Depending on how you slice it, it might be the biggest of the 21st century. And its nearest competitors have something in common.

Rep. Liz Cheney (R-Wyo.) is now looking far beyond her Republican primary loss and possibly toward the White House. (Video: Michael Cadenhead/The Washington Post, Photo: Jabin Botsford/The Washington Post)

Rep. Liz Cheney’s loss in Tuesday’s Wyoming primary was a staggering setback for what exists of the anti-Trump movement in the Republican Party. She was defeated by more than 2-1 by Trump-backed Harriet Hageman, short-circuiting a once-promising political career and serving notice that, however much or little direct control the former president exercises over the party, running afoul of him remains perilous.

The result perhaps wasn’t too surprising in a state that gave Donald Trump 70 percent of the vote in the 2020 election — his best state in the country — but the size of Cheney’s loss shouldn’t be undersold.

In fact, depending upon how you slice the numbers, it might be the biggest incumbent primary loss of the 21st century.

The current results show Hageman taking 66.3 percent of the vote to Cheney’s 28.9 percent — a margin of more than 37 points — with 99 percent of expected votes counted.

Rep. Liz Cheney vowed to continue her fight against former president Donald Trump after losing Wyoming’s Republican primary on Aug. 16. (Video: AP)

Incumbents rarely lose primaries, but it has happened with increasing frequency in recent years. Yet only a few have rivaled Cheney’s margin of defeat.

Leading that list is someone once dubbed the “accidental congressman,” Rep. Kerry Bentivolio (R-Mich.). A long shot primary challenger, he won the seat in 2012 after the Republican incumbent failed to qualify for the primary ballot and then resigned. Two years later, Bentivolio — a novice politician with no real chance of winning in ordinary circumstances — lost his primary by 33 points.

Rep. Chris Bell (D-Tex.) lost a primary in 2004 by a 35-point margin, but that came after his district was massively overhauled, sharply diluting the number of White voters and opening the door to a Black primary challenger.

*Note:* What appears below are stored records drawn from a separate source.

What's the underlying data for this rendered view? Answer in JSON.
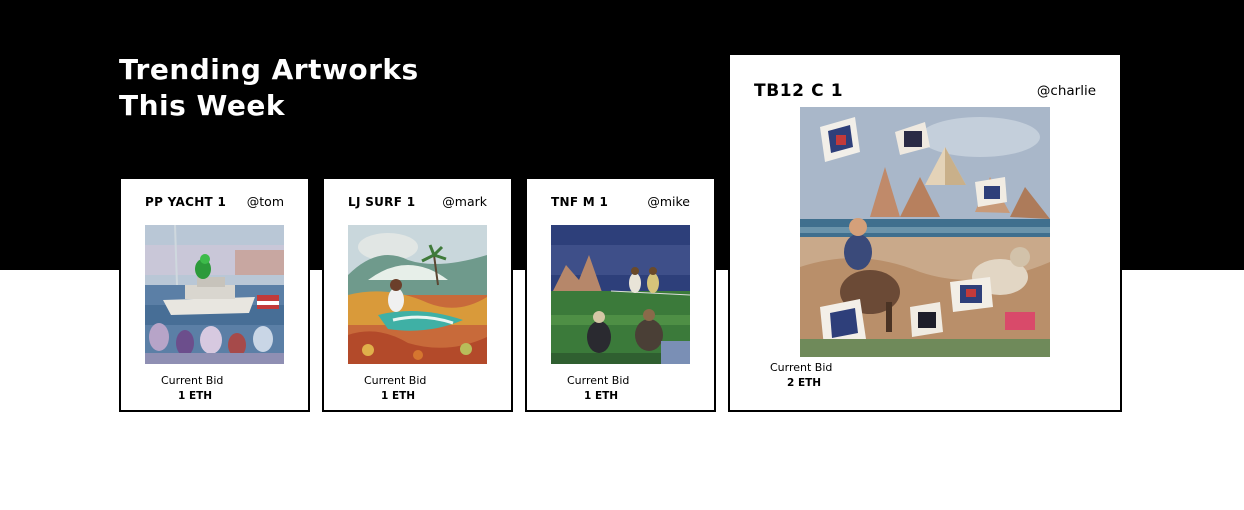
{
  "page": {
    "title_line1": "Trending Artworks",
    "title_line2": "This Week"
  },
  "cards": [
    {
      "title": "PP YACHT 1",
      "owner": "@tom",
      "bid_label": "Current Bid",
      "bid_value": "1 ETH",
      "art": "yacht painting"
    },
    {
      "title": "LJ SURF 1",
      "owner": "@mark",
      "bid_label": "Current Bid",
      "bid_value": "1 ETH",
      "art": "surf painting"
    },
    {
      "title": "TNF M 1",
      "owner": "@mike",
      "bid_label": "Current Bid",
      "bid_value": "1 ETH",
      "art": "field painting"
    },
    {
      "title": "TB12 C 1",
      "owner": "@charlie",
      "bid_label": "Current Bid",
      "bid_value": "2 ETH",
      "art": "desert painting"
    }
  ],
  "colors": {
    "background": "#ffffff",
    "hero_band": "#000000",
    "title_text": "#ffffff",
    "card_border": "#000000"
  }
}
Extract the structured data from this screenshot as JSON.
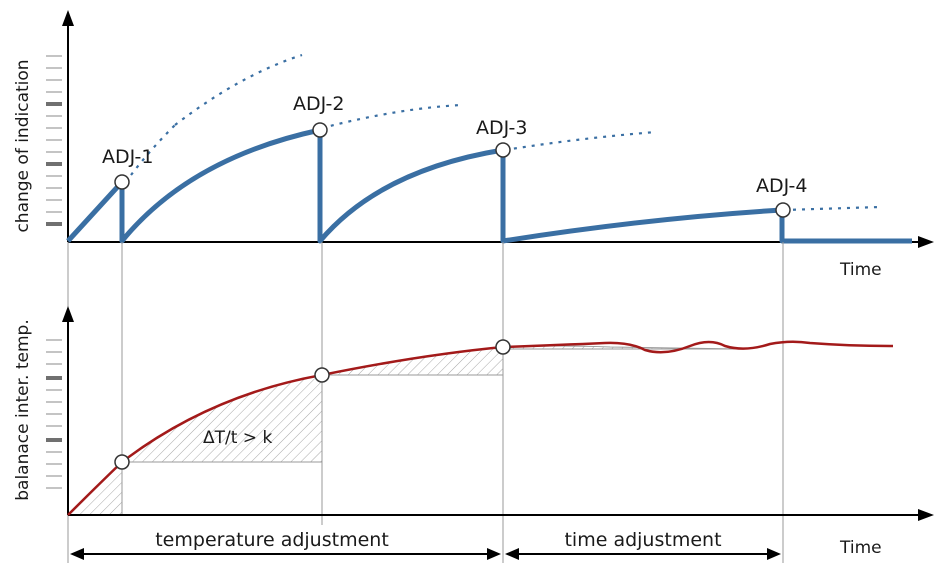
{
  "top_plot": {
    "y_label": "change of indication",
    "x_label": "Time",
    "adjustment_labels": [
      "ADJ-1",
      "ADJ-2",
      "ADJ-3",
      "ADJ-4"
    ],
    "curve_color": "#3a6fa3"
  },
  "bottom_plot": {
    "y_label": "balanace inter. temp.",
    "x_label": "Time",
    "inequality": "ΔT/t > k",
    "curve_color": "#a31a1a",
    "hatch_color": "#a0a0a0"
  },
  "ranges": {
    "temperature_adjustment": "temperature adjustment",
    "time_adjustment": "time adjustment"
  }
}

Like these examples, most of the largest margins, historically, have come amid unusual circumstances: dramatic redistricting, party switches, scandals or unusual primary processes. Many incumbents have lost primaries by double digits, and several have lost by 20 points or more, but mostly when these factors were present.

About the only intraparty rebuke this century that has been comparable to Cheney’s — both for its absence of those factors and the size of the defeat — came in South Carolina in 2010, when Rep. Bob Inglis (R-S.C.) found himself overcome by the tea party wave. But it required a two-candidate runoff before it got anywhere near as bad as Cheney’s loss.

Inglis was somewhat competitive in the primary with challenger Trey Gowdy, trailing by 12 points in a crowded field. But the runoff wound up being a rout, with Inglis losing by more than 41 points — 70.7 percent to 29.3 percent. Inglis alienated Republicans by bucking his party on climate change and the Iraq War. That margin appears to be the only one larger than Cheney’s on Tuesday, and it required a runoff.

Beyond the races mentioned above, the next-biggest primary defeat might sound familiar: The 27.5-point loss of Rep. Tom Rice (R-S.C.) earlier this year. Rice, like Cheney, voted to impeach Trump.